Cluster of songs using distances

Once the distance metric is calculated (the output from foucluster.distance.distance_matrix), this distances between the songs are used as features for applying clustering.

Several methodologies from sklearn are imported:

  • Indicating the number of clusters (KMeans,
    AgglomerativeClustering, SpectralClustering).
  • Without the number of clusters (AffinityPropagation,
    MeanShift).

For the first type of clusters,

foucluster.cluster.determinist_cluster(dist_df, method, n_clusters)[source]

Clustering of the songs from the dataframe, indicating the number of clusters to use.

Parameters:
  • dist_df (pandas.DataFrame) –
  • method (str) –

    name of the sklearn.cluster.

    • cluster.AgglomerativeClustering.
    • cluster.SpectralClustering.
    • cluster.KMeans.
  • n_clusters (int) –
Returns:

pandas.DataFrame with a column with clusters.

For both types of clusters,

foucluster.cluster.automatic_cluster(dist_df, method)[source]
Parameters:
  • dist_df (pd.DataFrame) –
  • method (str) –

    name of the sklearn.cluster.

    • cluster.AffinityPropagation.
    • cluster.MeanShift.
    • cluster.AgglomerativeClustering.
    • cluster.SpectralClustering.
    • cluster.KMeans.
Returns:

pandas.DataFrame with a column with clusters.

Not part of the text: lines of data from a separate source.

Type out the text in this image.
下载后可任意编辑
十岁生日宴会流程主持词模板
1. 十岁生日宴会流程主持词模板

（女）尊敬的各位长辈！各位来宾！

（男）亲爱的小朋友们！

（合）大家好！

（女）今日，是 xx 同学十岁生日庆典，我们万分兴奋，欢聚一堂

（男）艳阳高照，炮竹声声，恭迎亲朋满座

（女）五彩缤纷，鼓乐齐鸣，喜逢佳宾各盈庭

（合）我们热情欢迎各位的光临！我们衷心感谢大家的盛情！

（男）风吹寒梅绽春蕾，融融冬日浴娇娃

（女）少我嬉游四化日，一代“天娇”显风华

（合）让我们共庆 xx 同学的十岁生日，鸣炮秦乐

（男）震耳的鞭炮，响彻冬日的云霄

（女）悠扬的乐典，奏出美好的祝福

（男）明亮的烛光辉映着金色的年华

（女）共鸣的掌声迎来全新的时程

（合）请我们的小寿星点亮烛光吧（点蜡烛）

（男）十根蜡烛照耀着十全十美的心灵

When an algorithm which needs the number of clusters, like KMeans, is used with automatic_cluster, it calls to jump method to calculate the number of clusters.

foucluster.cluster.jump_method(dist_df, n_max=50)[source]

Method based on information theory to determine best number of clusters.

Parameters:
  • dist_df (pandas.DataFrame) –
  • n_max (int) – maximum number of clusters to test.
Returns:

optimal number of clusters